Laptop manufacturers want to give you the best performance, so they put in the best processors that run higher temperatures. Same for cell phones. Over time your battery degrades. While you can replace your phone battery (or get a new phone) this is not an option for cars when the cost of a new battery will be greater than $15,000.
So how do electric car companies avoid the degradation trap? Simply, they show the batteries great love. Foremost, the batteries get a dedicated cooling system that keeps them at a safe low temperature. Famously, electric cars do not have radiators in the front as there is no engine (running at ~25% efficiency) to cool. But look carefully and you will find a small radiator used to keep the battery pack cool. In fact if it is really hot out (driving through the desert at noon) the pack will use some of its own energy to run a small cooler to keep the temperature down.

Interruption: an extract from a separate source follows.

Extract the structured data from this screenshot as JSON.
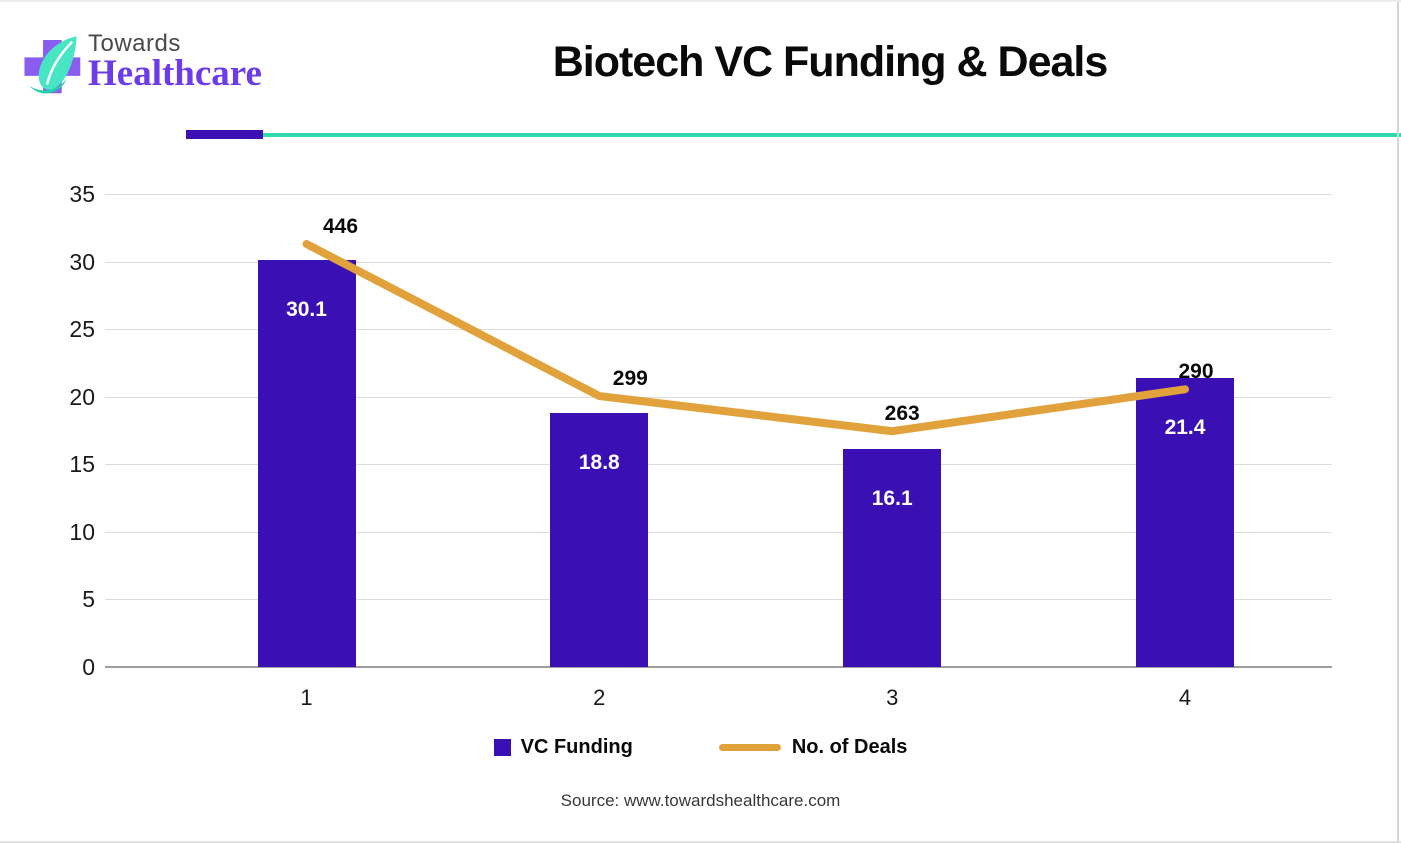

Also manufactures “cheat” on what a 100% charge means. Your display might say 100% but the manufacturer has really only charged the pack to, say 96%, thereby ensuring that the pack again is kept safe (they sacrifice some initial range). Obviously cell phone manufactures have no room for coolers and they allow the battery to go to 100% since how long the battery lasts (on the day you bought it) is a key specification on which consumers base their purchasing decision.
There is another reason a car battery will last longer and that is because not all lithium ion batteries have the same chemistry inside. Lithium ion batteries are named after the element because the small lithium atom is the one that moves back and forth between the anode (+) and cathode (-) to allow the electricity to flow. In fact lithium only makes up about 3% of the weight of the battery. The rest is made up of nickel, graphite, cobalt, aluminum and some secret chemicals in the electrolyte (material between the anode and cathode). This electrolyte can be optimized for longer life or higher energy density but not both.
Cell phone manufactures opt for energy density while electric car manufactures opt for longer life (charge cycles).
So, if kept at a nice temperature and not left at a true 100% charge how long will an electric car battery last? Tesla is considered to have the best battery chemistry for car batteries and there are a few 6-year-old Teslas that have well over 300,000 km on their odometer and still charge to over 90% of their original range. My personal Model S that I purchased in 2012 charged to 410 km at 100% full charge. Today, with 192,000 km driven a full charge range is 380 km. That is a remarkable 7% degradation over 6 years.
Most of that degradation actually happens in the first year, after that it is very slow. My battery technology is now 6 years old. In this rapidly changing technology, the batteries I could buy today are significantly better than mine. Tesla believes their current batteries will easily last for over 600,000 km and within a few years they will last for 1.5 million km.
No car lasts that long – very few people ever drive that far. Think if your car has gone 400,000 km and you still have more that 90% of your original range available with a full charge. If the battery originally had a capacity of 80kW so it now has a capacity of 72kW. 72kW will run your house for 2 days! Suddenly that old battery looks very valuable and someone will pay you for it.
Buying an electric car requires the consumer to educate themselves about the technology. Fear of having to replace a battery is one item that can safely be put into the “not a worry” bucket.